Greg, There are a number of problems with what you have proposed. For one thing, the tinker-factor is too high for production purposes. I have more, but this day is dedicated to BizDev and I can't spare the time right now..
-----Original Message----- From: woods@weird.com [mailto:woods@weird.com] Sent: Wednesday, March 14, 2001 11:25 AM To: Daniel Senie Cc: nanog@merit.edu Subject: Re: Broken Internet?
[ On Tuesday, March 13, 2001 at 19:54:00 (-0500), Daniel Senie wrote: ]
Subject: Re: Broken Internet?
We can't. The point, though, is that the Internet needs to have a GOOD way to support multihoming. We presently DO NOT have a good mechanism for this. The IPv6 approach to this does not appear workable either.
That's because this is a problem that has never existed, not ever.

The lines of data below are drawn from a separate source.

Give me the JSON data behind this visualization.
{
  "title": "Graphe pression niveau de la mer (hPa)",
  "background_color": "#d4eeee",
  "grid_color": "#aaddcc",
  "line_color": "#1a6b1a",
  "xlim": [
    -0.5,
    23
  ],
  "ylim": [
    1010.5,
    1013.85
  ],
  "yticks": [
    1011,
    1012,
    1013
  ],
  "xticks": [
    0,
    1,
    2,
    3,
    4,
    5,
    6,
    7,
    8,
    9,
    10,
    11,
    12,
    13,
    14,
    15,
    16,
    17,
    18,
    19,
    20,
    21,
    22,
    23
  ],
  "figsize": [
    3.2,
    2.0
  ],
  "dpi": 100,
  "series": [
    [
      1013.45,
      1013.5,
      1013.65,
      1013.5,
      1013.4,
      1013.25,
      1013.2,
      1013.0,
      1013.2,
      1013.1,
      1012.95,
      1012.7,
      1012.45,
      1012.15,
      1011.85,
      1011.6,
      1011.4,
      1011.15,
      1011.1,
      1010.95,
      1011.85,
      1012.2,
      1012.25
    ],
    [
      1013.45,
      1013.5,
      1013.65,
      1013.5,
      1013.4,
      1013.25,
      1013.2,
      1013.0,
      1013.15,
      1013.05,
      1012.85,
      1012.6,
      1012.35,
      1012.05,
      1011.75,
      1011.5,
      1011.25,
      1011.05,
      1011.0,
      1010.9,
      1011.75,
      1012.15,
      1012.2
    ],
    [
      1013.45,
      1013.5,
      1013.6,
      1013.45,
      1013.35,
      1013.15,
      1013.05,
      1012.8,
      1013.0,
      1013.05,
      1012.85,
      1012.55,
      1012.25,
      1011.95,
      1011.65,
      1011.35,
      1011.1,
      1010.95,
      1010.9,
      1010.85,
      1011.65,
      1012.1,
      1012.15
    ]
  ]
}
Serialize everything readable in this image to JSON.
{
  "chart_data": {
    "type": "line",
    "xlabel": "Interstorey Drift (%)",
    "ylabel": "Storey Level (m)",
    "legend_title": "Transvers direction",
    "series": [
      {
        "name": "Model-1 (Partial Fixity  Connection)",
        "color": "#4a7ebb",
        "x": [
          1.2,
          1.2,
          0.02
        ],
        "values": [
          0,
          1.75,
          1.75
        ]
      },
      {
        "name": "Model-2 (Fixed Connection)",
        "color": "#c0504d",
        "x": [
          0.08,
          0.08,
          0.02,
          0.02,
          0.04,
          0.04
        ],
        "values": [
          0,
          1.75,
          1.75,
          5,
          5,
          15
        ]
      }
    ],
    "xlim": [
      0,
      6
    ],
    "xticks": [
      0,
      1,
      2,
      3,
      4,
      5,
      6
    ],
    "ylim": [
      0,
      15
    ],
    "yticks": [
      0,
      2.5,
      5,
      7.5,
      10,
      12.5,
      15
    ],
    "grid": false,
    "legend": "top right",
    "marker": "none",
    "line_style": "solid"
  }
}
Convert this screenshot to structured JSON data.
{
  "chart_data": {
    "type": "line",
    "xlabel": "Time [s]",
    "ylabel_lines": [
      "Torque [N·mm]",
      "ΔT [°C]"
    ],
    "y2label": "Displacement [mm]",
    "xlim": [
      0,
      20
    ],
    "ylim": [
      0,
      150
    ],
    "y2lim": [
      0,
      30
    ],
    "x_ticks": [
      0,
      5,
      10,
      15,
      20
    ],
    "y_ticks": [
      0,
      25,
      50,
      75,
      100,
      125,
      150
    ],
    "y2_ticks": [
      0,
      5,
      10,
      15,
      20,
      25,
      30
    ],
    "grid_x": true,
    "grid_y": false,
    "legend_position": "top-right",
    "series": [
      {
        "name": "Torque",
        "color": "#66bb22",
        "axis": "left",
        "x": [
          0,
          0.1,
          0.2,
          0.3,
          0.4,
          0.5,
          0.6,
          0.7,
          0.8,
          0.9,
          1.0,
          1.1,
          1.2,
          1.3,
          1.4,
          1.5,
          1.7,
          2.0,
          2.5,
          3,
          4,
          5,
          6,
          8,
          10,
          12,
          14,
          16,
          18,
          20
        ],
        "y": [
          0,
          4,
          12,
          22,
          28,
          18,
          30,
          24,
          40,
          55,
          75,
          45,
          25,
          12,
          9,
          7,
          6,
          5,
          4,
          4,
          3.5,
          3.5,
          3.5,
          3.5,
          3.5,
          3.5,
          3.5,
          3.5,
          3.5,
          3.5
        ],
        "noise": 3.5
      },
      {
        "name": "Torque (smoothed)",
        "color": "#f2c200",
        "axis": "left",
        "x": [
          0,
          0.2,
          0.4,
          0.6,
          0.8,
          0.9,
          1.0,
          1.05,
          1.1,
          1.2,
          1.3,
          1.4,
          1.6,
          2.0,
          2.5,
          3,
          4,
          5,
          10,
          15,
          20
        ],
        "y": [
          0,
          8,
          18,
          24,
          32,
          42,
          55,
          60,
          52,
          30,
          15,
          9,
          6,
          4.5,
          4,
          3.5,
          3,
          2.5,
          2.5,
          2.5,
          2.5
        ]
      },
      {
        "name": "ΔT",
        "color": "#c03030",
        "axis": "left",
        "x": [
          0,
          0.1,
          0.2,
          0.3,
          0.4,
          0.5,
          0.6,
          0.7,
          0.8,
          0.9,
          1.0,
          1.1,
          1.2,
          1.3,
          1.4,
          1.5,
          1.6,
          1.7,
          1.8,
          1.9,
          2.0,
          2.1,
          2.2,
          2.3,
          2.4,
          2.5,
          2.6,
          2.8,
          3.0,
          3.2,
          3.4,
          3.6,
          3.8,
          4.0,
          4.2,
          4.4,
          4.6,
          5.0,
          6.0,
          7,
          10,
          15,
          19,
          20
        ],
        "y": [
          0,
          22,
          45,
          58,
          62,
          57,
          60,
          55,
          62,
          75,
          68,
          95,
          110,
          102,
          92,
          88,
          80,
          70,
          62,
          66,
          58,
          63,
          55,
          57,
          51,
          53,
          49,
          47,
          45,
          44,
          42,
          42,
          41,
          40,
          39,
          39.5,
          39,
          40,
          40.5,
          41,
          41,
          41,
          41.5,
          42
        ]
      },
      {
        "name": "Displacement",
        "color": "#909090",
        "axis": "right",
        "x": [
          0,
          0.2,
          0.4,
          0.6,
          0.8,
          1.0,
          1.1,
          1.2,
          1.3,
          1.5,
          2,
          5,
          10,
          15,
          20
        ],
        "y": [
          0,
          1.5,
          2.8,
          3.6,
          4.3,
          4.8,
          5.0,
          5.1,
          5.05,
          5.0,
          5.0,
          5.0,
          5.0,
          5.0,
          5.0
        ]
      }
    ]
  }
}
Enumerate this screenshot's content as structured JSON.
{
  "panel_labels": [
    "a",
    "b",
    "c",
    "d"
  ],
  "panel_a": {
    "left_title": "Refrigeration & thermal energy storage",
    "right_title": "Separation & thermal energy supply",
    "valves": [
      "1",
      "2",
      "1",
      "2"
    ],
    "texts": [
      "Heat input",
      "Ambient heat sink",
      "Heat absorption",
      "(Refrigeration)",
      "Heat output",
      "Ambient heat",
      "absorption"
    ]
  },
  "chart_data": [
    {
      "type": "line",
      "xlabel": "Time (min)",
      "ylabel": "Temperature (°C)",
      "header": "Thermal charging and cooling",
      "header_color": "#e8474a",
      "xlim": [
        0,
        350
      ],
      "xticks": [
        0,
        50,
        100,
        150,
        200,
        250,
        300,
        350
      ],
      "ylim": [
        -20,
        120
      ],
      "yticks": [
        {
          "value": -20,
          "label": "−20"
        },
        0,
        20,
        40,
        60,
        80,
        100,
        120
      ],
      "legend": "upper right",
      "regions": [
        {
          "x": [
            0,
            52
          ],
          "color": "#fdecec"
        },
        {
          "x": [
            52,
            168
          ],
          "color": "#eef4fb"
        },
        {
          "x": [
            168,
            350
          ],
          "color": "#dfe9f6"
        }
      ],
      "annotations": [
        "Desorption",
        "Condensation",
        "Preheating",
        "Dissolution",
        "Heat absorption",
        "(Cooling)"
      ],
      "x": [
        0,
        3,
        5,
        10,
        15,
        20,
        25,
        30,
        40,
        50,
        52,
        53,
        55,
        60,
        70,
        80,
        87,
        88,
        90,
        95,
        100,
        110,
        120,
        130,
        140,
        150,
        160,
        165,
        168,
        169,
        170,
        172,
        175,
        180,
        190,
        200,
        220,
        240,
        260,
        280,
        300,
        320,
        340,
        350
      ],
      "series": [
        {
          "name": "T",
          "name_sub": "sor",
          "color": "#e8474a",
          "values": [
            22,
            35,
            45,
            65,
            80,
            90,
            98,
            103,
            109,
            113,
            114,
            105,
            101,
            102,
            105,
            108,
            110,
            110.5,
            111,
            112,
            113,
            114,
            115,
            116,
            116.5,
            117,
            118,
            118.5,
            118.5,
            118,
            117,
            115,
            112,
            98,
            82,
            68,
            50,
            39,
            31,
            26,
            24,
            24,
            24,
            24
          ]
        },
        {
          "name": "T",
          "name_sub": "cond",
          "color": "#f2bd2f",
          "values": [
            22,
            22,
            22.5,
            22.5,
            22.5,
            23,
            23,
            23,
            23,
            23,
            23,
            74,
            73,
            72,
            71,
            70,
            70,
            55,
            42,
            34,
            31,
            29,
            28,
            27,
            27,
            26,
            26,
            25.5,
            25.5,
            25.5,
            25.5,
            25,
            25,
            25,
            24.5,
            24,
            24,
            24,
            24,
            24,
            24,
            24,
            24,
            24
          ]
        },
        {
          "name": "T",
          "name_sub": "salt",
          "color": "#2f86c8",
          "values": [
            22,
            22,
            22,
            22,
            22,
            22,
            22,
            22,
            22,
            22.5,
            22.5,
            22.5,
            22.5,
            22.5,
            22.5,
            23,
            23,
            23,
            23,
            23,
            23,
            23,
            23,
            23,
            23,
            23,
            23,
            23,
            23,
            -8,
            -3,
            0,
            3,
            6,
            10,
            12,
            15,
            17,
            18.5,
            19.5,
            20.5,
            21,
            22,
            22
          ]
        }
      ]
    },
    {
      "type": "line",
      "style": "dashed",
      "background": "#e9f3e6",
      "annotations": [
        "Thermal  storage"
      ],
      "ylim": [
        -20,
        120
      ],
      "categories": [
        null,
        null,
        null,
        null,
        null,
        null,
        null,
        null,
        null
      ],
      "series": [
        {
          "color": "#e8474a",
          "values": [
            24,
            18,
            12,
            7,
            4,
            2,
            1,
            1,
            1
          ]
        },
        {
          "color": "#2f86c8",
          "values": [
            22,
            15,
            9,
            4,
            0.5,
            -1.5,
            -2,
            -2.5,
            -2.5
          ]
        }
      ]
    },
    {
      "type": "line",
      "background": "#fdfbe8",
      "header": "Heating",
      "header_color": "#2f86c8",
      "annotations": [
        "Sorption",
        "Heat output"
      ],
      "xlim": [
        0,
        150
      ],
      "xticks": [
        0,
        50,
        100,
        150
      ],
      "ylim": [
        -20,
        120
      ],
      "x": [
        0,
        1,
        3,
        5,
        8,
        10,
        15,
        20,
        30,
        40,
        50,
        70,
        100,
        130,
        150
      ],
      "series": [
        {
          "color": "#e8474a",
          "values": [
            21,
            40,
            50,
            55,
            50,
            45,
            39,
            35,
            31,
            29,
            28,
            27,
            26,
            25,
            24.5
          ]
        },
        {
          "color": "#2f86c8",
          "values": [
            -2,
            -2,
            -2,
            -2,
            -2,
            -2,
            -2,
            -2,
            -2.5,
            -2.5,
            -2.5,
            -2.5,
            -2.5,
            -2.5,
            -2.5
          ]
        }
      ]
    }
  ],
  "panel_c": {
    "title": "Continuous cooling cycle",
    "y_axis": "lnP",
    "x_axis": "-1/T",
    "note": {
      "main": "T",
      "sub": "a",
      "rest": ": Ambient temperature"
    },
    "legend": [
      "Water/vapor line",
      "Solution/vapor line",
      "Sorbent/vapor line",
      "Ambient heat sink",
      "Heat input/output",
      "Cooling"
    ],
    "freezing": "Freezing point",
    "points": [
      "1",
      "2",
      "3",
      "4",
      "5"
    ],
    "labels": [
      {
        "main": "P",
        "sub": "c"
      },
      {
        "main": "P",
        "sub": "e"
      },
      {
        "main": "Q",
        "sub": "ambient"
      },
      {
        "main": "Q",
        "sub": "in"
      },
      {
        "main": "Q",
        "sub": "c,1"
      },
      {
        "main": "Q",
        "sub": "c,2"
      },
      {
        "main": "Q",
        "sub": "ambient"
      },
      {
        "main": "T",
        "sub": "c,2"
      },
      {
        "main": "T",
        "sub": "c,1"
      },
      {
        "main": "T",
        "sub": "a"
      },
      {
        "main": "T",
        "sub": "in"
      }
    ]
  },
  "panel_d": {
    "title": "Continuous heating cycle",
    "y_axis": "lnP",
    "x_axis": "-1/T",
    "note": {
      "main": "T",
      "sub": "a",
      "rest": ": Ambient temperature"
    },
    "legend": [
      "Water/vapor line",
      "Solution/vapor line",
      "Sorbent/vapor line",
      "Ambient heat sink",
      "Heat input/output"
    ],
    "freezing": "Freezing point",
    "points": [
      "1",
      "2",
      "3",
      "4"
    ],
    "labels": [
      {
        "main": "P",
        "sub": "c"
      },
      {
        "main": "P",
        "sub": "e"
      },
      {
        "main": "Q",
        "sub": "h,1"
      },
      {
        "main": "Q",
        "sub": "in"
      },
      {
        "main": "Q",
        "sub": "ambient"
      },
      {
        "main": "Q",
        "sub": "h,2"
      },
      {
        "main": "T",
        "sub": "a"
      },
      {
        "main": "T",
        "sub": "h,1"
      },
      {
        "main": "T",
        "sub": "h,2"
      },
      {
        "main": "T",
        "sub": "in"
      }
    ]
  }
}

Proper *real* multi-homing has *ALWAYS* worked and it's technically an excellent way to achieve redundant connectivity for a "small" network. (other risks related to "all your eggs in one basket" type of physical infrastructure aside, and they can be put aside for many businesses because if the bricks&mortar part is destoryed the business can't survive anyway....)
Given the various simple little tricks I mentioned you don't even need to put multiple interfaces in every server.